In all, six law enforcement agencies conducted investigations of the murders. When Horne took up the case, he said, “It was apparent information had not been shared across the six different agencies.”

So the first step was to gather relevant evidence, tucked away and stored by the law enforcement agencies that collected it in 1971.

“It took six months to get it all back in order,” Horne said.

He re-interviewed the surviving witnesses, but nothing popped. Then in 2017, the sheriff's office learned of the M-VAC, a new machine able to detect, collect and analyze smaller DNA samples than ever before.

“It sprays a solution onto whatever you want it to test,” Horne explained. “This solution is supposed to rehydrate and tease any little molecules to the surface. In addition to spraying the solution, it also vacuums it out.”

The solution amasses inside a container, Horne said, and “the container is then filtered through a membrane that catches all the little DNA particles.”

Horne processed a piece of rope that had bound McBane and Mann. But the genetic material "was so small that we only learned that there were three contributors,” Horne said. “You're going to have two contributors from the victims' DNA. It's odd to only have one more.”


Believing they'd exhausted the available evidence, investigators started to think outside the box.

Horne entered into a partnership with two investigative journalists, Eryk Pruitt and Drew Adamek, after the men presented the sheriff's office with new evidence they'd found themselves.

“What we've found is, there are a lot of people that will talk to law enforcement but won't talk to reporters and vice versa,” Horne said. “They actually pulled in a lot of information that we didn't have.”

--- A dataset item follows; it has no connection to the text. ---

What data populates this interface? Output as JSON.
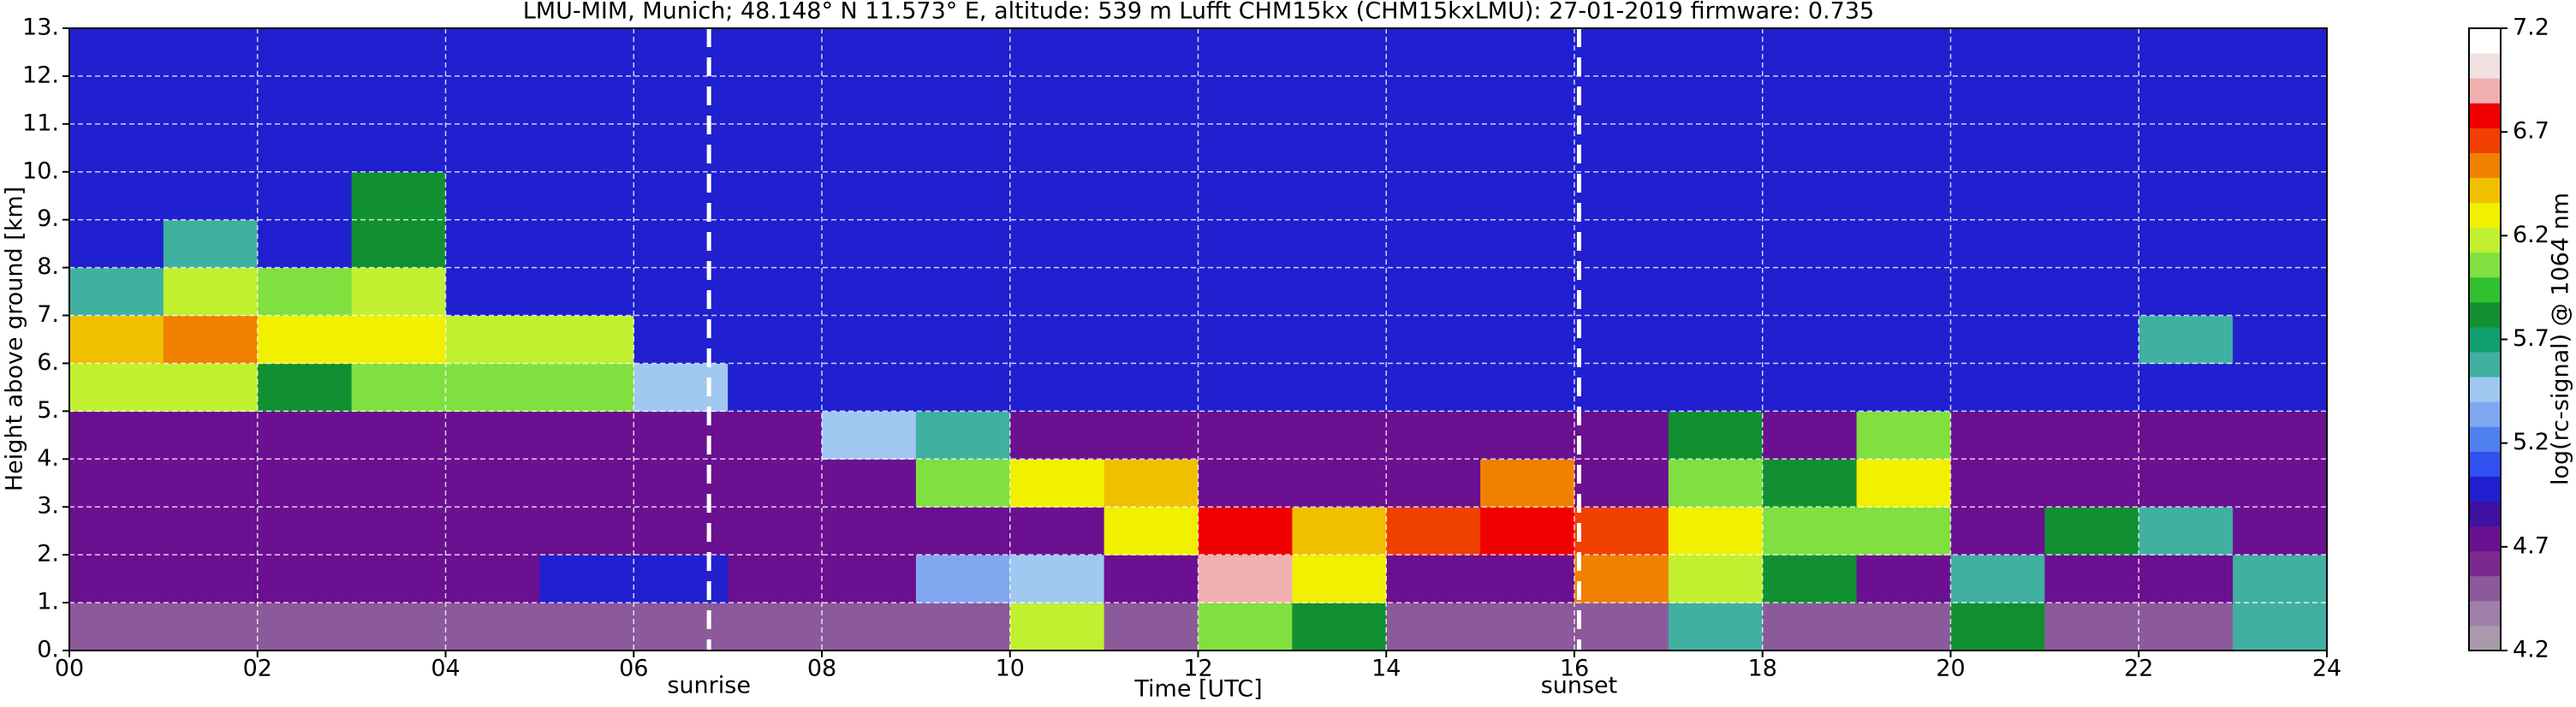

Taking any opportunity available to solve the murders' mystery, the sheriff's office opened the case file to the journalists, beginning a collaborative relationship.

"It's the coolest thing I've ever done in my life," Pruitt said. "We gave him info they didn't have, and the day that he decided to work with us we bought ourselves a fancy lunch."

"The Long Dance” discloses some new information, including an interview with “suspect number one."

Horne hopes the eight-episode podcast will prompt more people to come forward with information.

He wants to go hiking in southern Utah.

The investigator wishes to retire unhaunted.